I'll take a look at the interface and see if I can find anything of interest but the FSHost GUI is never used on my server. FSHost starts, minimizes to the task tray and is never touched. The only significant activity other than pilots flying is to the userX.html files that display a list of pilots online and filed flight plans that load on my home page.

Russell Gilbert:
Ok, I guess what I was wondering about was how you were watching the resource percentage:

--- Quote ---I'm running 3b8 and had a fly-in today. When the server started running it was using about 4 megs memory and the resource usage was around 0-2%. As people joined up the resources rose to about 50% which was expected but the memory use increased to 80 Megs and when people signed off the memory use and resources didn't go back down. Even with only 3 connections FSHost was still using half the available resources and 80 Megs of memory. I set the process to only use 1 CPU to help free up resources for other processes but eventually had to stop and restart FSHost to free up memory and resources that FS host had taken. After the restart the 3 pilots reconnected and FS Host is back down to 2-5% resources and 6 Megs memory but as people come and go those numbers will continue to increase, regarless of how many people are connected.
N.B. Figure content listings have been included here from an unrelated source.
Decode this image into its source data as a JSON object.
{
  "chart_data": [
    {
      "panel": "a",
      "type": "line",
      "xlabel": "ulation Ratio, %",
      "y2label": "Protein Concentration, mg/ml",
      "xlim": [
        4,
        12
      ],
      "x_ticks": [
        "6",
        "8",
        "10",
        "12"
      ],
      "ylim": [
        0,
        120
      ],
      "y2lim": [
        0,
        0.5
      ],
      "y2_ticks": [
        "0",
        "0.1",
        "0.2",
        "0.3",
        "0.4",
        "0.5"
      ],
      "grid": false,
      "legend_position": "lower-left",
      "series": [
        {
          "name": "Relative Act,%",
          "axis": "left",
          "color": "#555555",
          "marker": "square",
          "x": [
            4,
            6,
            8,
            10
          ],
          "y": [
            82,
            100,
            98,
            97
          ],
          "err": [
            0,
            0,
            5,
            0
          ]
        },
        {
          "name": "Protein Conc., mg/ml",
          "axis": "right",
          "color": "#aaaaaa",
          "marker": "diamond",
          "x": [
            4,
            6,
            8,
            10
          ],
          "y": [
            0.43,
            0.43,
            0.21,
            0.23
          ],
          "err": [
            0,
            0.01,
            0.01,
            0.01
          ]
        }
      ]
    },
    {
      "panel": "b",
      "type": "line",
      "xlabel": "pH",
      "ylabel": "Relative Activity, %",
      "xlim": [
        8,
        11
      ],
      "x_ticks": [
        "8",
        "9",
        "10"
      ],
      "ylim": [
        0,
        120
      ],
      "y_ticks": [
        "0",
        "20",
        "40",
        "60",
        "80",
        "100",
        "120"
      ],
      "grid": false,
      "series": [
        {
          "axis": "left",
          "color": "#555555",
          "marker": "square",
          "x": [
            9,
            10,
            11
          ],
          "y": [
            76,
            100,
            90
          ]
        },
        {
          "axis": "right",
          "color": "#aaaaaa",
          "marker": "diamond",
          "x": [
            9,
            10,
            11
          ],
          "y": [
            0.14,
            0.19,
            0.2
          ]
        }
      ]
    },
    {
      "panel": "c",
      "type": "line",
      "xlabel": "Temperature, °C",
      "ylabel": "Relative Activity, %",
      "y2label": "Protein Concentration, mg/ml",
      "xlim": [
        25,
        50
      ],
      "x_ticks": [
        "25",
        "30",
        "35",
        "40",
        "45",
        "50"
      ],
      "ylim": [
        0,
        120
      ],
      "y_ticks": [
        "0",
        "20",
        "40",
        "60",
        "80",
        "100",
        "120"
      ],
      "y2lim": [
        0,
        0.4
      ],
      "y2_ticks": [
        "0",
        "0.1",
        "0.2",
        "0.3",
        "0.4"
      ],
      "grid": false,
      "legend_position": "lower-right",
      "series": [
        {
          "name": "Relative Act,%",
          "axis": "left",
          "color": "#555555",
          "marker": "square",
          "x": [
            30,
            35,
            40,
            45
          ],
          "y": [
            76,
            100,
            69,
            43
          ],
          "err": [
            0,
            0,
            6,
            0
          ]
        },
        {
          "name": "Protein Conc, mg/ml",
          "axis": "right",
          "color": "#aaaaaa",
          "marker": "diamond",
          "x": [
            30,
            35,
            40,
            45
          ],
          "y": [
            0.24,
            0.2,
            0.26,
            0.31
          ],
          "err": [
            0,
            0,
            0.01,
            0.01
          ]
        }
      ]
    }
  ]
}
Also, the FSHost GUI becomes unusable. If I try to open it from the task bar then the outline of the window appears but it's too busy to refresh itself or allow any control (move, min, max, close, etc)
--- End quote ---

The only way I've found to do that in Task Manager is by watching the USER and GDI columns.  But then it's not a percentage.  Did you use some other way?


Here's what I'm looking at on my server....

Russell Gilbert:
Ah, ok.  Here's what I'm using now to find resource leaks:

Notice the two columns on the right.  You can add them by going to View / Select Columns.  USER and GDI objects are what the Windows 98 "Resource Meter" used to show, if you ever used that.  They're basically all of the resources related to buttons, menus, colors, etc.  In Win9X, there were a limited amount, and when you ran out, you crashed.  That's why I always suggested people run the Resource Meter in those versions, because you could close down some programs when things started getting close to running out.  In WinNT/2K/XP, the resources are "unlimited", meaning that they're only limited by your available memory, hard drive space, or whatever.

When you said you were watching the resource % used, I assumed you meant these numbers.  But maybe you just meant CPU usage?

The leak I found today was a true resource leak, and the GDI column incremented by 4 each time I clicked on one of the column headers.  If that had been in Win9x, it would have eventually crashed the machine, but I think it'd take a lot longer in XP, if it's even possible to crash it that way -- I'm not sure.

So, let's start over now :-)  What are you seeing?